On Bullshit chegou a vender mais de 400 mil exemplares e foi traduzido em cerca de 25 línguas. Acredito que muitas vendas aconteceram por curiosidade de pretensos leitores quanto ao título da obra. Realmente não faço ideia se todos os exemplares foram realmente lidos e valorizados como deveriam, pois Frankfurt é primoroso em suas argumentações, seja por lançar mão de pensadores importantes como Ludwig Wittgenstein, seja por contar com uma dialogicidade tão amigável.
Para Frankfurt, falar besteiras é inerente à nossa cultura contemporânea. O que lhe deixa estupefato é que tal fenômeno não tenha ainda despertado preocupações ou interesses suficientes para análises experimentais ou exploratórias. É isso que ele se propõe a fazer em On Bullshit.
Não vou considerar seus usos e abusos retóricos. Meu objetivo é apenas fornecer uma descrição aproximada do que é falar merda e do que não é – ou (em outros termos) articular, de uma forma mais ou menos resumida, a estrutura desse conceito. (FRANKFURT, 2005, s/p)
O termo bullshit é uma gíria muito usada pelos norte-americanos para acusar alguém de estar querendo passar o “conto do vigário”. No Brasil mesmo, é usual virar-se para um falador falastrão e cortá-lo com um belo: “bullshit !” Quem fala bullshit não deveria receber atenção nem crédito. É por essa linha que Frankfurt caminha rumo a demonstrar o que é falar baboseiras. Ao iniciar sua proposta, o autor ressalta que seus estudos a respeito do assunto não envolvem pesquisas em outras línguas que não seja o inglês. De qualquer forma, creio que suas ideias são totalmente compreensíveis mesmo traduzidas para o português.
Frankfurt foi beber, primeiramente, do Dicionário Inglês de Oxford (Oxford English Dictionary – OED) e chegou a dois verbetes: “falação de merda” (nos volumes suplementares) e “falação” (quanto a seus vários usos). Além dessa fonte, também considerou um ensaio de Max Black (filósofo da linha analítica) cujo título é: The Prevalence of Humbug (A predominância da impostura). Frankfurt explica:
Não estou seguro quanto à proximidade de significado entre a palavra impostura e a expressão falar merda. É claro que essas palavras não são completa e livremente intercambiáveis; são com certeza usadas de formas diferentes. Porém, essa diferença parece ter, no todo, mais a ver com questões de boas maneiras, e com alguns outros parâmetros retóricos, do que com as formas estritamente literais de significado nas quais estou interessado. É mais educado, e menos pesado, dizer “impostura” do que “merda”. No caso desta discussão, vou supor que não há nenhuma outra diferença importante entre os dois termos. (2005, s/p)
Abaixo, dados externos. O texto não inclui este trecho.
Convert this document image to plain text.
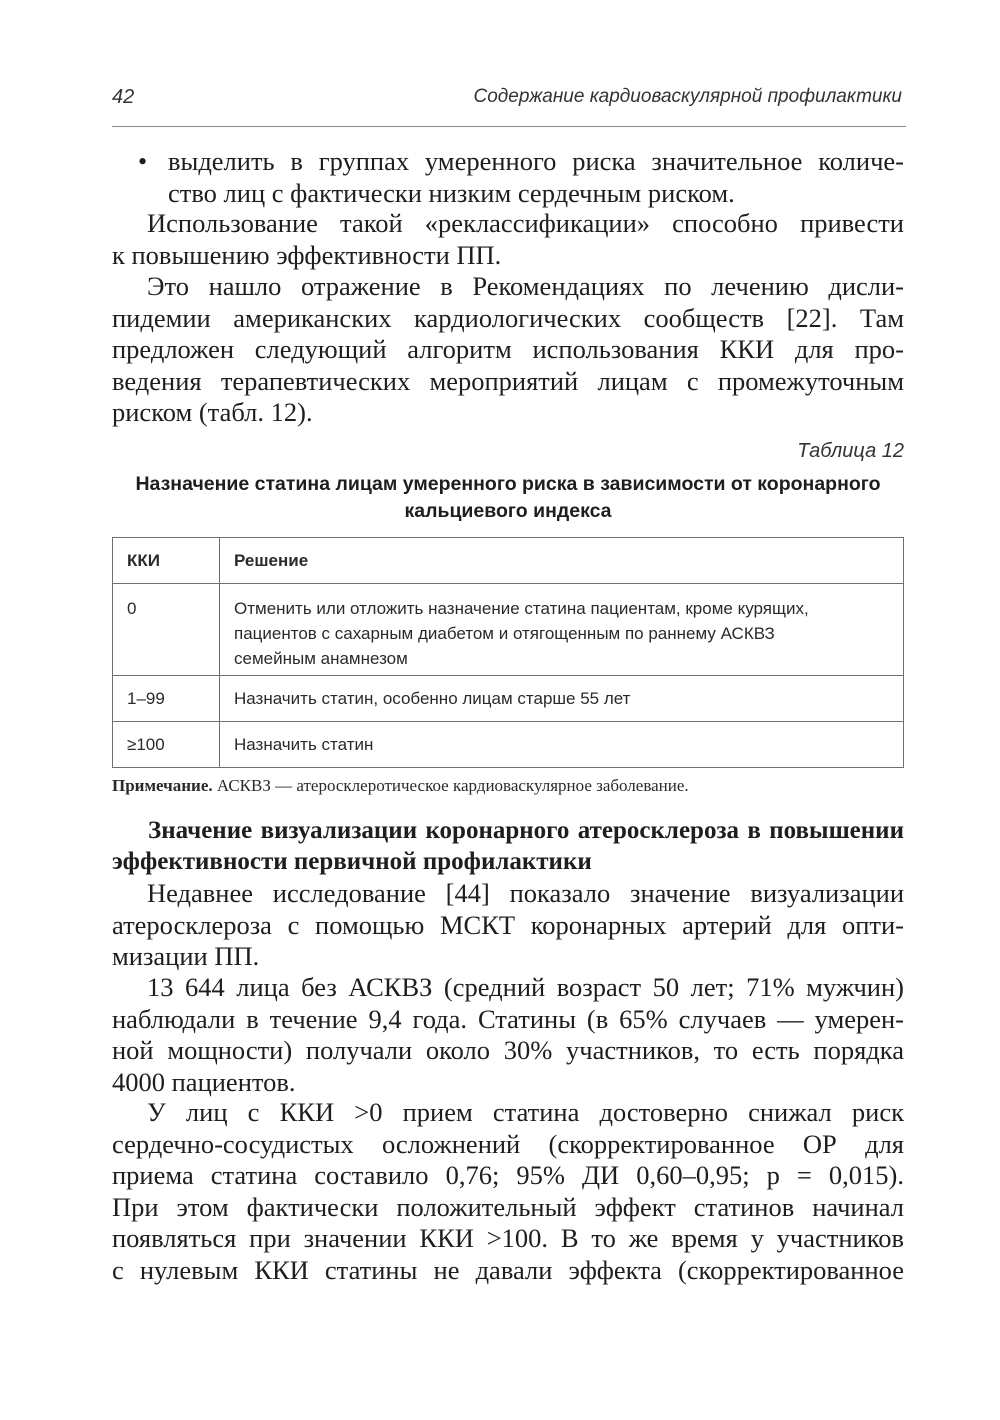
42	Содержание кардиоваскулярной профилактики
• выделить в группах умеренного риска значительное количе-
ство лиц с фактически низким сердечным риском.

Использование такой «реклассификации» способно привести
к повышению эффективности ПП.

Это нашло отражение в Рекомендациях по лечению дисли-
пидемии американских кардиологических сообществ [22]. Там
предложен следующий алгоритм использования ККИ для про-
ведения терапевтических мероприятий лицам с промежуточным
риском (табл. 12).

Таблица 12
Назначение статина лицам умеренного риска в зависимости от коронарного
кальциевого индекса
ККИ	Решение
0	Отменить или отложить назначение статина пациентам, кроме курящих,
пациентов с сахарным диабетом и отягощенным по раннему АСКВЗ
семейным анамнезом

1–99	Назначить статин, особенно лицам старше 55 лет
≥100	Назначить статин
Примечание. АСКВЗ — атеросклеротическое кардиоваскулярное заболевание.
Значение визуализации коронарного атеросклероза в повышении
эффективности первичной профилактики

Недавнее исследование [44] показало значение визуализации
атеросклероза с помощью МСКТ коронарных артерий для опти-
мизации ПП.

13 644 лица без АСКВЗ (средний возраст 50 лет; 71% мужчин)
наблюдали в течение 9,4 года. Статины (в 65% случаев — умерен-
ной мощности) получали около 30% участников, то есть порядка
4000 пациентов.

У лиц с ККИ >0 прием статина достоверно снижал риск
сердечно-сосудистых осложнений (скорректированное ОР для
приема статина составило 0,76; 95% ДИ 0,60–0,95; p = 0,015).
При этом фактически положительный эффект статинов начинал
появляться при значении ККИ >100. В то же время у участников
с нулевым ККИ статины не давали эффекта (скорректированное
Chega a ser engraçada a mistura entre a formação acadêmica de Frankfurt e o uso do baixo calão. Até porque a tal “falação de merda”, investigada pelo autor, toma praticamente um caráter técnico de linguagem. Talvez, o termo bullshit seja menos ofensivo aos ouvidos mais pudicos. Assim, o autor disseca a definição de Black para “impostura” e chega à conclusão de que ela não apreende “[…] de modo adequado ou com precisão o caráter essencial do falar merda” (FRANKFURT, 2005, s/p)
Então, o autor de On Bullshit parte para buscar auxílio nos pensamentos de Wittgenstein:
Nos tempos antigos da arte
Os construtores com todo cuidado trabalhavam
Cada minúscula e invisível parte,
Pois os deuses em todo lugar se encontravam.
(WITTGENSTEIN, apud FRANKFURT, 2005, s/p)
Diante dos versos, Frankfurt elogia os profissionais de antigamente: eles não poupavam trabalho; tinham cuidado com os mínimos aspectos de sua labuta, não relaxando de seu esmerado fazer. “Dessa forma, não se varria nada para baixo do tapete. Ou, pode-se também dizer, não se fazia merda” (FRANKFURT, 2005, s/p)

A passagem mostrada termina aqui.